La contaminación ha causado más muertes que el coronavirus o las guerras y el contexto actual, en el que predomina el consumismo, solo acelera el posible fin de la humanidad.
Imaginar nuestra cotidianidad en espacios donde el cemento sea escaso y que, en su lugar, encontremos una comunidad con la que trabajamos diariamente para recolectar agua, sembrar plantas y ahorrar energía; cultivos y animales, de los cuales extraemos nuestros propios alimentos, y árboles, que plantamos y cuidamos nosotros mismos, es casi que imposible, pues esa forma de vivir solo la asociamos a los campesinos o a los siglos pasados en los que no existía la tecnología. Pero, ¿qué tal si detrás de esto hay una tendencia, cada vez más popular, que promueve la conciencia ambiental?
La contaminación ha causado más muertes que el coronavirus o, incluso, las guerras. A causa de esta, en 2019 fallecieron nueve millones de personas, según un informe reciente de la revista científica The Lancet. Y el contexto actual, en el que predomina el consumismo y donde todo el tiempo nos venden la idea de que tener más cosas es sinónimo de status y bienestar, solo acelera el posible fin de la humanidad, porque para satisfacer las necesidades creadas por el mercado se requiere, entre otras cosas, del uso de combustibles fósiles y la explotación de los recursos naturales, en términos generales.
A lo anterior se le suma el aumento de la migración del campo a las ciudades y el desbordado crecimiento de la población para la que, si en 2050 llega a la cifra de nueve mil millones de habitantes, se requerirían tres planetas para mantener el modo de vida contemporáneo.
Es tan grave la presente situación, que recientemente las Naciones Unidas encendieron las alarmas al revelar que los países tienen tres años para frenar las emisiones de Gases de Efecto Invernadero y preparase para eliminar la utilización del carbón, el gas y el petróleo.
No obstante, este no es un tema nuevo.

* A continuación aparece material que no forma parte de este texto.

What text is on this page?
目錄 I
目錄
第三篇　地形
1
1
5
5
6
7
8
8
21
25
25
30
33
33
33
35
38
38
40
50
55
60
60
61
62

Desde 1972 se realizó la primera cumbre sobre medio ambiente de la ONU, justo en el decenio en el que se vivieron grandes cambios políticos y sociales, como la recesión económica de Occidente, el final de la Guerra de Vietnam y accidentes químicos y nucleares que dieron pie a que diversos sectores de la sociedad civil hicieran un llamado para proteger el mundo.

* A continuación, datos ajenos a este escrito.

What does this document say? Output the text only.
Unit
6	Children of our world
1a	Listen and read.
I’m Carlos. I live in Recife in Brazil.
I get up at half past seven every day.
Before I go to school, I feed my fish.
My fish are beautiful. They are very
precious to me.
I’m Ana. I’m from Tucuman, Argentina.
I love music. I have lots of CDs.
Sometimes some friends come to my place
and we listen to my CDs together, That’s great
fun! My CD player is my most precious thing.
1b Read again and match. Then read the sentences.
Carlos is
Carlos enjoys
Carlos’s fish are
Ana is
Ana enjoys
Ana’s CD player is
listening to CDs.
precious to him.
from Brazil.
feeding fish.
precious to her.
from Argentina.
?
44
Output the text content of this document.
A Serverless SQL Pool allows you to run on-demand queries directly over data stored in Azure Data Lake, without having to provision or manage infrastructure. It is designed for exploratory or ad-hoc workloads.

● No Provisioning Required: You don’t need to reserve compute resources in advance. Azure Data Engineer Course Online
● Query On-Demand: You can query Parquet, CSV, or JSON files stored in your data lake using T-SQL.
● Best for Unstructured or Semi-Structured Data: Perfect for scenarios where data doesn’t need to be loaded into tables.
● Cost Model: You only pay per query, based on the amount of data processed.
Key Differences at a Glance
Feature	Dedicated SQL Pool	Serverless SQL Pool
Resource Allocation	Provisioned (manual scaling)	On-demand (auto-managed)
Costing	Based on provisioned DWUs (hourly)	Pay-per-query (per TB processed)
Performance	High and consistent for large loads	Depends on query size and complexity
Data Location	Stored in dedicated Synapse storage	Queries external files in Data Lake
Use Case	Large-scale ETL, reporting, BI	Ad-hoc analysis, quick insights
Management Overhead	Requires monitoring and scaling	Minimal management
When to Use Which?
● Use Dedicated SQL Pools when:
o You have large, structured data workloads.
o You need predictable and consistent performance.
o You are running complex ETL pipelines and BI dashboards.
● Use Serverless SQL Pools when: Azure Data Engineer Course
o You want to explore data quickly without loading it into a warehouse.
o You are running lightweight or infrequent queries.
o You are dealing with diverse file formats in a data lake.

En ese contexto, los naturalistas Bill Mollison y David Holmgren crearon la permacultura, “una cultura permanente”, que tiene como eje transversal una producción sostenible de alimentos que satisfaga las necesidades humanas, imitando las estrategias de la naturaleza, de modo que en el sitio habitado se tenga una producción agrícola sostenible, con un consumo de energía eficiente, sin alterar los ecosistemas, para así prolongar la existencia de la humanidad.

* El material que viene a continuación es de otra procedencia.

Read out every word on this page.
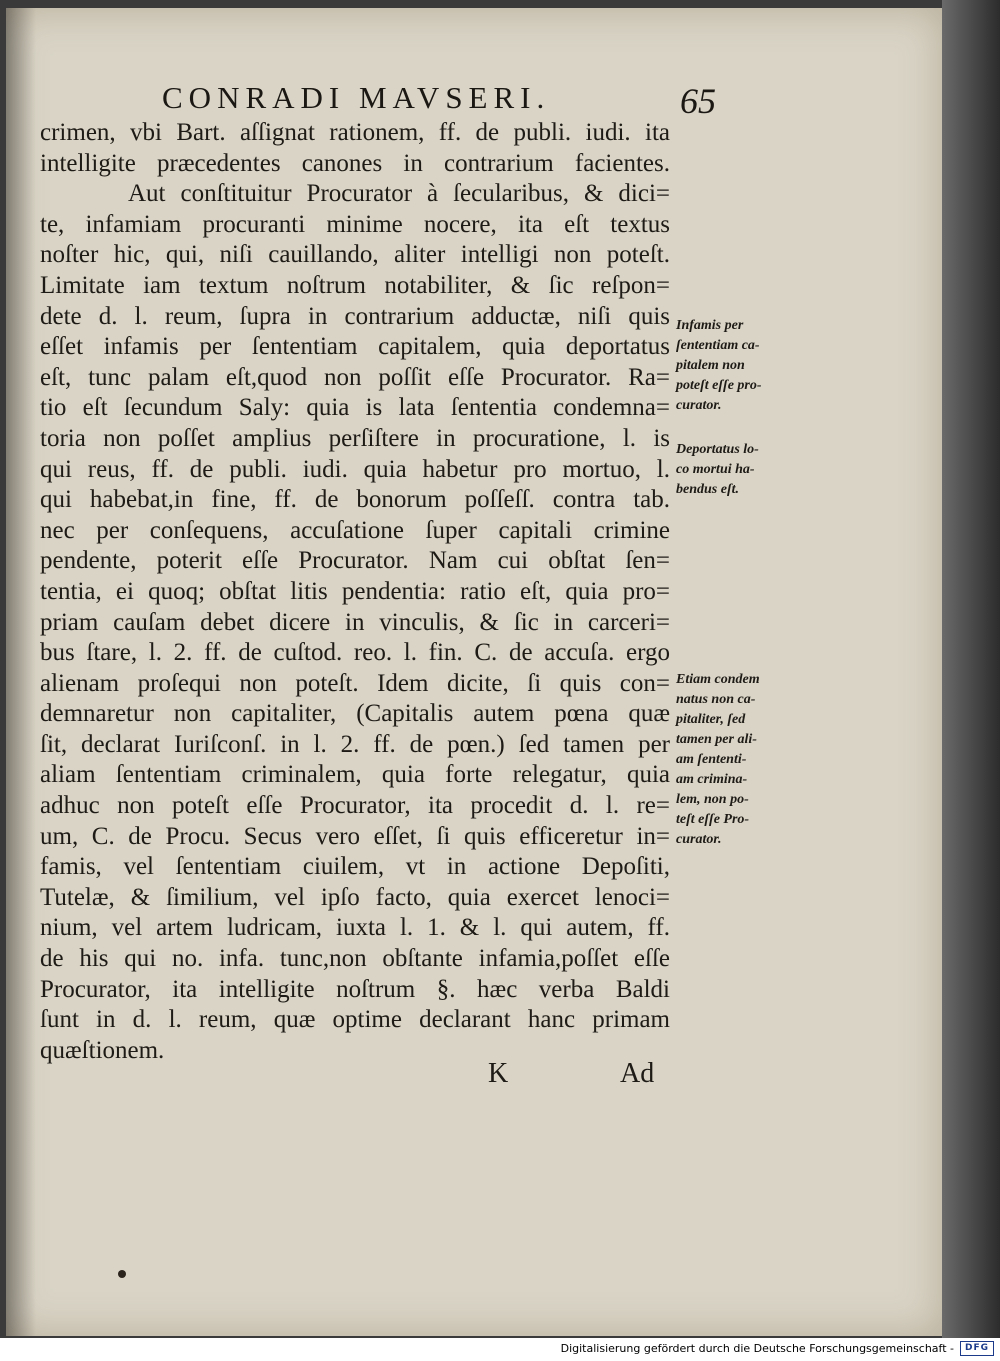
CONRADI MAVSERI.	65
crimen, vbi Bart. aſſignat rationem, ff. de publi. iudi. ita
intelligite præcedentes canones in contrarium facientes.
Aut conſtituitur Procurator à ſecularibus, & dici=
te, infamiam procuranti minime nocere, ita eſt textus
noſter hic, qui, niſi cauillando, aliter intelligi non poteſt.
Limitate iam textum noſtrum notabiliter, & ſic reſpon=
dete d. l. reum, ſupra in contrarium adductæ, niſi quis
eſſet infamis per ſententiam capitalem, quia deportatus
eſt, tunc palam eſt,quod non poſſit eſſe Procurator. Ra=
tio eſt ſecundum Saly: quia is lata ſententia condemna=
toria non poſſet amplius perſiſtere in procuratione, l. is
qui reus, ff. de publi. iudi. quia habetur pro mortuo, l.
qui habebat,in fine, ff. de bonorum poſſeſſ. contra tab.
nec per conſequens, accuſatione ſuper capitali crimine
pendente, poterit eſſe Procurator. Nam cui obſtat ſen=
tentia, ei quoq; obſtat litis pendentia: ratio eſt, quia pro=
priam cauſam debet dicere in vinculis, & ſic in carceri=
bus ſtare, l. 2. ff. de cuſtod. reo. l. fin. C. de accuſa. ergo
alienam proſequi non poteſt. Idem dicite, ſi quis con=
demnaretur non capitaliter, (Capitalis autem pœna quæ
ſit, declarat Iuriſconſ. in l. 2. ff. de pœn.) ſed tamen per
aliam ſententiam criminalem, quia forte relegatur, quia
adhuc non poteſt eſſe Procurator, ita procedit d. l. re=
um, C. de Procu. Secus vero eſſet, ſi quis efficeretur in=
famis, vel ſententiam ciuilem, vt in actione Depoſiti,
Tutelæ, & ſimilium, vel ipſo facto, quia exercet lenoci=
nium, vel artem ludricam, iuxta l. 1. & l. qui autem, ff.
de his qui no. infa. tunc,non obſtante infamia,poſſet eſſe
Procurator, ita intelligite noſtrum §. hæc verba Baldi
ſunt in d. l. reum, quæ optime declarant hanc primam
quæſtionem.
Infamis per
ſententiam ca-
pitalem non
poteſt eſſe pro-
curator.
Deportatus lo-
co mortui ha-
bendus eſt.
Etiam condem
natus non ca-
pitaliter, ſed
tamen per ali-
am ſententi-
am crimina-
lem, non po-
teſt eſſe Pro-
curator.
K	Ad
Digitalisierung gefördert durch die Deutsche Forschungsgemeinschaft -	DFG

En términos prácticos, la permacultura es un cambio total en el estilo de vida para buscar el bienestar del ser humano y de la Tierra. En relación con la alimentación, por ejemplo, los permacultores consumen lo que autoproducen en policultivos, que a su vez copian la diversidad de los ecosistemas naturales. Y para no utilizar tractores y fertilizantes, emplean las gallinas o cerdos para preparar la tierra para plantar.
En cuanto a la construcción, hacen estructuras teniendo en cuenta detalles como ubicación, empleo de materiales ecológicos (bambú, paja, etc.); incorporan equipos de producción limpia, le dan tratamiento a los elementos residuales y optimizan los recursos naturales. Entretanto, en la cotidianidad, aprovechan la luz del sol para hacer sus actividades, evitan generar residuos y reciclan el agua de las lluvias para luego emplearla.
Algunas personas podrían señalar que la permacultura puede ser una transformación demasiado exigente y, probablemente, no estén dispuestas a renunciar a sus comodidades por un propósito tan noble como es el de dejar un planeta en el cual las generaciones venideras puedan estar bien. Sin embargo, no todo es blanco o negro, pues todos los esfuerzos para preservar el medio ambiente suman. Entonces, tener una ecohuerta en el balcón de la casa, además de garantizar un aporte para el cuidado de los recursos, también asegura que lo que te estás comiendo no tiene químicos que causan daño a tu cuerpo.
El agua de las lluvias puede ser destinada al riego del jardín o las tareas de la casa, mientras que el viento y el sol funcionan para secar la ropa y no desperdiciar energía con una secadora. Las bicicletas, por otra parte, son una excelente opción para desplazarse sin emitir contaminantes.
Basta con actuar conscientemente para cuidar la tierra y establecer límites de consumo para acercarte a esta forma de vida que tiene un profundo respeto por la naturaleza. ¿Por qué no empezar por esos cambios para lograr un futuro sostenible?